Friday, January 26, 2007

Drafts: Frog Haven, Chapter 17

Chapter 1, Chapter 2 and 3, Chapter 4, Chapter 5, Chapter 6, Chapter 7, Chapter 8 ,Chapter 9, Chapter 10, Chapter 11, Chapter 12, Chapter 13, Chapter 14, Chapter 15. Chapter 16

Chapter 17: Ransacked!

The bushes and brambles on the road to the cabin had been cut and cleared.

“Brush hog,” Sissy commented, having seen them at work on the Forestry trails at Pack Forest. There were tire tracks on the road. Sissy and Paul clung to the brush remaining along the roads and snuck slowly up to the cabin and peered in, wanting to be sure no one else there. No one was. The place was empty.

Old Man Williams was gone from the cabin, along with a few of the blankets from his bed. Nothing else was moved, but the cabin seemed different, violated somehow. Something was wrong. They gazed around without touching anything.

“Here, put these on,” Sissy said, handing Paul a pair of gloves. Then she realized she was bossing him around. “Wait, she cried, yanking her hand back. “Let me try that again.” She thought for a moment and said, “Paul, I don’t think it would be a good idea for us to leave any fingerprints. What do you think?”

“Of course not, dummy, give me the gloves, quick!” Paul sounded angry, but he was smiling. They began searching. Sissy didn’t know what they were looking for exactly. She was sure someone else had already been looking. The place felt different, it felt disturbed.

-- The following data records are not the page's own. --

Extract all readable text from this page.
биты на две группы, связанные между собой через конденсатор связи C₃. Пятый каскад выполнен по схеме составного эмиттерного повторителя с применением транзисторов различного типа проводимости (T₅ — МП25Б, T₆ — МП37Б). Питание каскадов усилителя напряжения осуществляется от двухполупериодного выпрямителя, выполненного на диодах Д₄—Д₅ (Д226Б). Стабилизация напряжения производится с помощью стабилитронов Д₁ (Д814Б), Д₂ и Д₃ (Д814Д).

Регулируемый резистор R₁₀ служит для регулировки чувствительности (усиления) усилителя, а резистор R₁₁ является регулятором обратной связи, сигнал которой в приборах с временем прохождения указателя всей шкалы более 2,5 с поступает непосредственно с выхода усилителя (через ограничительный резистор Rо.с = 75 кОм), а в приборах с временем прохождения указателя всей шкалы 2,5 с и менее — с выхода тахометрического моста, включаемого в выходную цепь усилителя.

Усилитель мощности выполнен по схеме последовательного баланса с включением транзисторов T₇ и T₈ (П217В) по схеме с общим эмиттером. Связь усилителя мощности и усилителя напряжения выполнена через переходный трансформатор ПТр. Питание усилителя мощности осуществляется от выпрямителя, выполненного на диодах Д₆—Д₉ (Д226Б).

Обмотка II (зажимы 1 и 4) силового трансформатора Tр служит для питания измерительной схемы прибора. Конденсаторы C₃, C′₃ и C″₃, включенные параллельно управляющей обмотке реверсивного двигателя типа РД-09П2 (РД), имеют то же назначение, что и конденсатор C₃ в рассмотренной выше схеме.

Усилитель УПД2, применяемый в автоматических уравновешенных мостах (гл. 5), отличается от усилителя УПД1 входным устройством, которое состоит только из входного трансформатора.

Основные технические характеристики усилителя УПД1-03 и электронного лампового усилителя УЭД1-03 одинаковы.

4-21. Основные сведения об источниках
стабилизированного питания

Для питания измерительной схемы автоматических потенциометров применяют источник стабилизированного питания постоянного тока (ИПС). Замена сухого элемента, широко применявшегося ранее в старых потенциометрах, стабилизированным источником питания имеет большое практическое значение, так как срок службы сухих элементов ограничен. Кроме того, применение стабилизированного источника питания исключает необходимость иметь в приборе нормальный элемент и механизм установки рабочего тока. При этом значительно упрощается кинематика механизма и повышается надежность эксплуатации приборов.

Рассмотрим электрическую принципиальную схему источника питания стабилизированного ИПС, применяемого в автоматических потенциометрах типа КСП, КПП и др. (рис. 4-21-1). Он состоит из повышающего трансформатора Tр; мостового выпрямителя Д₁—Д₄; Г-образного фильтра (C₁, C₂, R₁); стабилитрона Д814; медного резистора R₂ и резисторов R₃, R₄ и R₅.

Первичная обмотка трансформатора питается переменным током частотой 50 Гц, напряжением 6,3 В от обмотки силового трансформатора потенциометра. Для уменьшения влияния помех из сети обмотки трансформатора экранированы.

“Sissy, there’s someone coming,” Paul whispered in a panicked voice. “They’re down there on the road,” he pointed.

“Quick, let’s get out of here.” The children waited just inside the porch door until the men were hidden at the curve of the road. Then they dashed around the side of the cabin. They heard the men coming up the hill and dared not run into the trees for fear they’d be spotted, so they stayed tightly pressed against the side of the cabin. Sissy wanted to look, but she was afraid they’d spot her, so she didn’t. Instead, she listened hard. She could almost feel her ears prick up like a dog listening to a distant howl. She recognized one of the voices. It was the fat cop, Sergeant Maroni.

“Don’t worry about making a mess, we’ll blame it on the kids,” Maroni said. “We’ll tell them the kids did it. Just look fast, everywhere you can think of. That old man was rolling in dough. There’s got to be treasure here somewhere. Or maybe a map. Look everywhere!”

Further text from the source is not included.